Вот только не было Даниила, который поведал бы ему его же собственный незапоминаемый сон и растолковал, что тот значит; он сам должен был стать себе Даниилом[10] . Легко сказать…

Помнилось только смутное ощущение нараставшего раз от раза грозового напряжения; и откуда-то сверху требовательно — все более и более требовательно — нависал и всматривался ему в темя, хмурясь, Бог. Беспощадный и железный, словно зависший прямо над домом ревущий боевой «сикорс», из бомболюка которого уже вывернулась, готовая обрушиться вниз, бомба…

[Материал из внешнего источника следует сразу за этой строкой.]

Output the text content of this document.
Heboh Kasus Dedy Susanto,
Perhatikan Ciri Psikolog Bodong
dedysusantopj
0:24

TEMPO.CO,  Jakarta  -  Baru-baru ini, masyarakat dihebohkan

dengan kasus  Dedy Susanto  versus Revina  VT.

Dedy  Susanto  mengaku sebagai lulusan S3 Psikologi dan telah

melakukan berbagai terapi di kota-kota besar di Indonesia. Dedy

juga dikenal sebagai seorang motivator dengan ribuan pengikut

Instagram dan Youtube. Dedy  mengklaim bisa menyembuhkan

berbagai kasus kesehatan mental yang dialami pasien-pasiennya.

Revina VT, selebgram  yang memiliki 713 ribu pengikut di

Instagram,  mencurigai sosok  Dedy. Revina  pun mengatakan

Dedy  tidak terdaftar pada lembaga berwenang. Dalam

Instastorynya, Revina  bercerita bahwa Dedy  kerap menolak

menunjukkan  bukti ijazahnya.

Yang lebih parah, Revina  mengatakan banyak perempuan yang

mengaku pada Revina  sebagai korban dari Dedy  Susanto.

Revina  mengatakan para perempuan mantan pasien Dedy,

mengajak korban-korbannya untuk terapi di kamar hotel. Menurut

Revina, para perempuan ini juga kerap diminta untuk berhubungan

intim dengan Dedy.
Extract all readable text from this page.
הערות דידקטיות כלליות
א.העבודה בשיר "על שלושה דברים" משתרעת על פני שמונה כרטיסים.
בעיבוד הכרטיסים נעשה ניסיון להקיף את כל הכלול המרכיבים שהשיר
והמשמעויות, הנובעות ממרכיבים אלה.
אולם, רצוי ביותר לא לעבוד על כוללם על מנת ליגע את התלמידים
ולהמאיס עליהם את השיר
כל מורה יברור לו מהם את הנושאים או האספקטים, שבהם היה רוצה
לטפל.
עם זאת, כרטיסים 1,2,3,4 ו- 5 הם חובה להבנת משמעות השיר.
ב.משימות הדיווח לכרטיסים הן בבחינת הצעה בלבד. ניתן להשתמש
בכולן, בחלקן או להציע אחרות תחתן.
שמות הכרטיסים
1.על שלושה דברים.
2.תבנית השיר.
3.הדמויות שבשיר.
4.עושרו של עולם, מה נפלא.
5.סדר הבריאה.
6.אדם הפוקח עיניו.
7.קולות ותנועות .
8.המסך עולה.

Ордусяне, раньше всех начавшие строить и продавать всему миру «сикорсы», утверждают, будто у них до сих пор нет боевых. Только спасательные, транспортные… Но кто же им верит, ордусянам. Пусть сколько угодно повторяют, что спокон веку не встревали и впредь не намерены встревать в дела Европы… Никогда не знаешь, чего ждать от этой громады, залегшей по ту сторону границы в каких-то трехстах километрах к востоку от Варшау — и будто в другом мире. Даже если громада неподвижна — уже в самом ее ненынешнем, будто из иных, то ли ушедших, то ли еще не наставших эпох, отточенном ее странной этикой покое чудится неведомая опасность, куда более грозная из-за своей непостижимости, нежели пахнущие бензином и смазкой, такие будничные, такие домашние танковые армады англичан.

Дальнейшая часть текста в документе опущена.